David Rounce has led an international effort to produce new projections of glacier mass loss through the century under different emissions scenarios. The projections were aggregated into global temperature change scenarios to support adaptation and mitigation discussions, such as those at the recent United Nations Conference of Parties (COP 27). His work showed that the world could lose as much as 41 percent of its total glacier mass this century—or as little as 26 percent—depending on today’s climate change mitigation efforts.
The most recent IPCC report for policymakers brought together thousands of internationally recognized climate experts in an urgent plea to citizens and their governments to fight for drastic and immediate reductions to greenhouse gas emissions. The report warned that policymakers have less than three years to act to avert catastrophic and irreversible changes to our climate. The shared socioeconomic pathways, or SSPs, they used to model future scenarios for climate change are based on factors like population, economic growth, education, urbanization, and innovation. These new pathways illustrate a more complete picture of socioeconomic trends that could impact future greenhouse gas emissions.
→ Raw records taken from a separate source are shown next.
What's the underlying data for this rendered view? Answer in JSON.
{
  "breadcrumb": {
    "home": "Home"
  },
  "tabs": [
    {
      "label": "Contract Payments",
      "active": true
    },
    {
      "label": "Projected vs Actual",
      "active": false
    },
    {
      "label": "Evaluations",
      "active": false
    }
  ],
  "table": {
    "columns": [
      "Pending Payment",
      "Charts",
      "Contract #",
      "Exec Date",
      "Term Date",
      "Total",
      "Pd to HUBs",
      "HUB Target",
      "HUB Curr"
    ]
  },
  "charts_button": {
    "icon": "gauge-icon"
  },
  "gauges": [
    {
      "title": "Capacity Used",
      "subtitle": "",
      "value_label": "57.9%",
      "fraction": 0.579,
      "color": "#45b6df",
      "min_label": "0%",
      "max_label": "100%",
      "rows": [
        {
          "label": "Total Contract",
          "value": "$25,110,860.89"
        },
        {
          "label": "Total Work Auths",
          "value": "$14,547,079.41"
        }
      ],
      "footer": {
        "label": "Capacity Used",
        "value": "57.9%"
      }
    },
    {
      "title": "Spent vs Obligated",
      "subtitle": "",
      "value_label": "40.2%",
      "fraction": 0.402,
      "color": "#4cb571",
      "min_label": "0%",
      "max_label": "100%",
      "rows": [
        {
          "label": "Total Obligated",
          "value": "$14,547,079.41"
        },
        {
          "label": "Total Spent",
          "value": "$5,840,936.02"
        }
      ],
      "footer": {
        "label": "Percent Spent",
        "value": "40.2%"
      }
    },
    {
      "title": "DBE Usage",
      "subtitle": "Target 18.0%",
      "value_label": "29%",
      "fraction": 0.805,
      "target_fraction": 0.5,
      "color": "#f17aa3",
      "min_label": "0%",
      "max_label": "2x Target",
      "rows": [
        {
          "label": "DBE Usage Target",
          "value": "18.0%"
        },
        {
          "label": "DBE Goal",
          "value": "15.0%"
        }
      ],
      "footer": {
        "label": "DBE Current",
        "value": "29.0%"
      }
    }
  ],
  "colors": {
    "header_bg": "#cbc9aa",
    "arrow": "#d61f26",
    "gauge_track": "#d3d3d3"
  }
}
Only recently have researchers been able to produce global predictions for total glacial mass change using the new SSPs. Rounce’s work aggregates these future climate scenarios based on their increase in global mean temperature to evaluate the corresponding impacts associated with temperature change scenarios ranging from +1.5° C to +4° C. His model is also calibrated with an unprecedented amount of data, including individual mass change observations for every glacier, and uses state-of-the-art calibration methods that require the use of supercomputers.